Google took the lid off of its new version of Maps at I/O 2013 today, which is a dramatic redesign of the long-standing navigation and place-finding software across all platforms. We got a chance to go hands-on with the new Maps, which is still a beta product, with access only given out to a few select users so far. In the video above, you check it out in action as a Google rep gives us a walkthrough.
The new Google Maps takes a bunch of stuff that Google has been working on from Knowledge Graph to make, as it put it during the keynote, billions of apps for billions of people. That means you get a lot more personalization pulled into the experience, surfacing local landamrks that are likely important to you, as well as one-click directions from stored locations like your home address. Places frequented by your friends and acquaintances will also be pulled in to complete the picture.

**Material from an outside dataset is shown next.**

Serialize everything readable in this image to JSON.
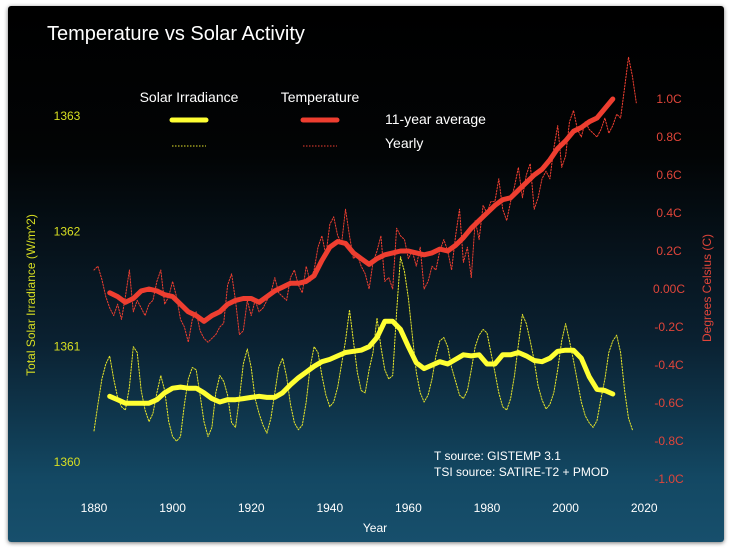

The whole experience on a Chromebook Pixel was fast, responsive and remarkably intuitive. All the new touch controls seem perfectly designed for use with the Pixel’s touchscreen display, and reduce dramatically the number of steps required to do things like call up directions. The in-building panoramas and 360-degree images are very impressive, and truly do give you a sense of both the inside and outside of a location, but don’t expect the images to be all that comprehensive for most locations at launch.
Overall this looks like an awesome improvement to the Maps experience, and it’s hard to see any spots where the progress isn’t a good thing. But it’s very different, so expect some pushback when Google does eventually push this live to a wider audience.